The approach you outline in the steps 1 to 4 will work to a degree, and may be used in some very basic video upscaling systems. However, the results may not be satisfcatory. A very typical problem will be flickering due to inconsistent upscaling choices made on consecutive frames. In addition, upscaling and interpolating the spatial dimensions of a video sequence will increase the pixel "jumps" between frames (more pixels will have large change between each frame), so to keep the output visually smooth it is often desirable to increase time resolution, i.e. increase the frame rate, interpolating smartly between frames.
The first problem, differences in details when processing frames separately, is called temporal coherence. There are a variety of ways to increase temporal coherence when upscaling. All require some comparison between consecutive frame images. Some are specified as soft constraints, or a loss metric applied to the processing during upscaling. Many models are trained specifically for video upscaling, taking multiple input frames, so that such losses can be used to improve the core model.
Sometimes, temporal coherence can be implemented as a modifier when recombining the upscaled frames - i.e. as part of your suggested step 3. This will be ok for simple interpolation upscaling that doesn't attempt to add missing details. It will tend towards smooth blurring for the upscales, similar to the simplest upscale options in image editors.

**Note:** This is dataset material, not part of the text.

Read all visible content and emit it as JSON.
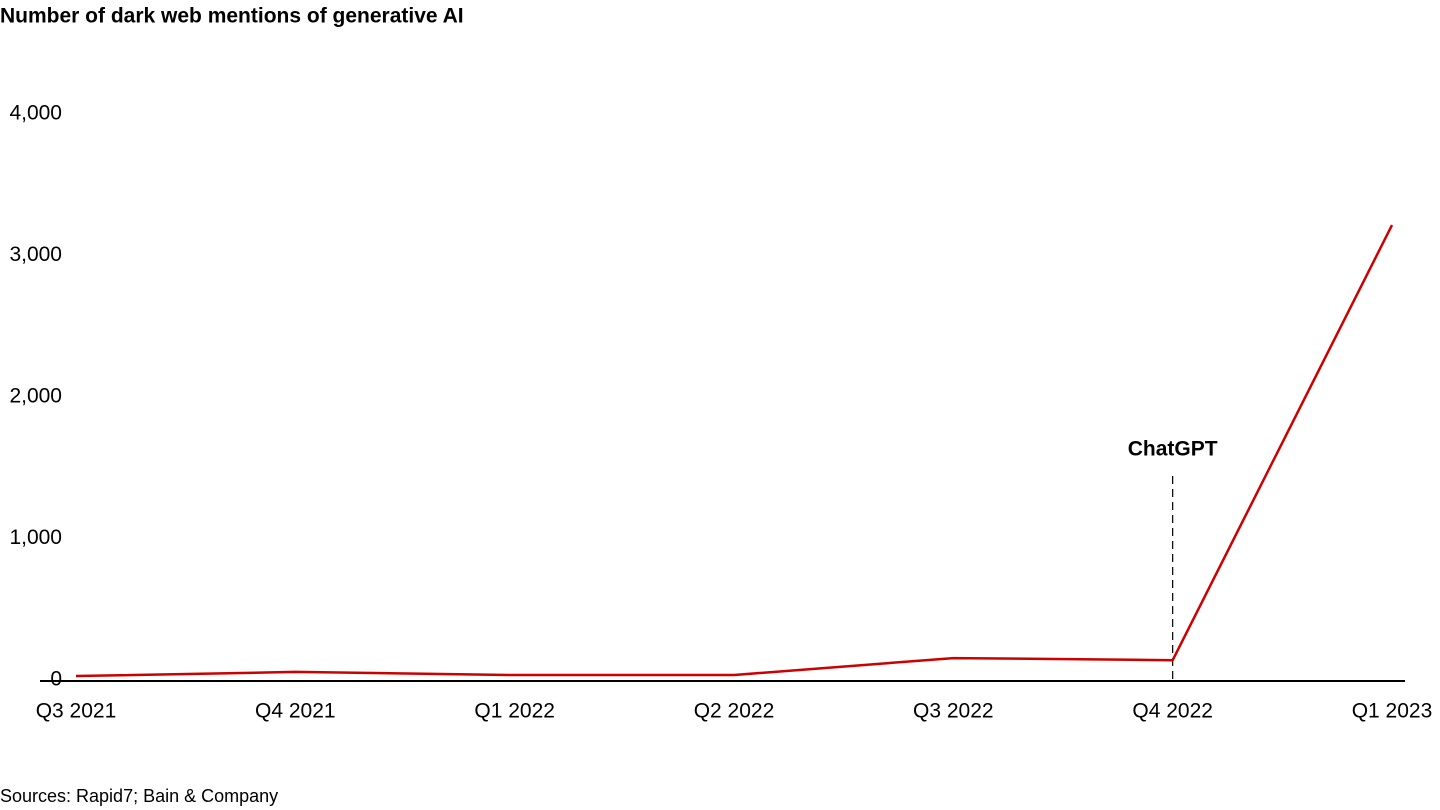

This is still an ongoing area of research, with papers routinely published. Here are two that I found on a quick search. I have not vetted these papers for whether they might be useful to you, they are just examples:
The second problem, frame rate increase, is solved by having models specifically built to solve that problem. Again this is usually achieved by having inputs of consecutive frames that need interpolating, but this time output will be an interstitial frame that is not an upscale of either input. Training data for these models is typically high frame rate videos where the input has had frames removed, and the output is the relevant missing frames.
Some video generation models perform both tasks - image and frame rate upscaling - starting with an initial small low frame rate generation, and alternating layers between frame rate increase and image size increase.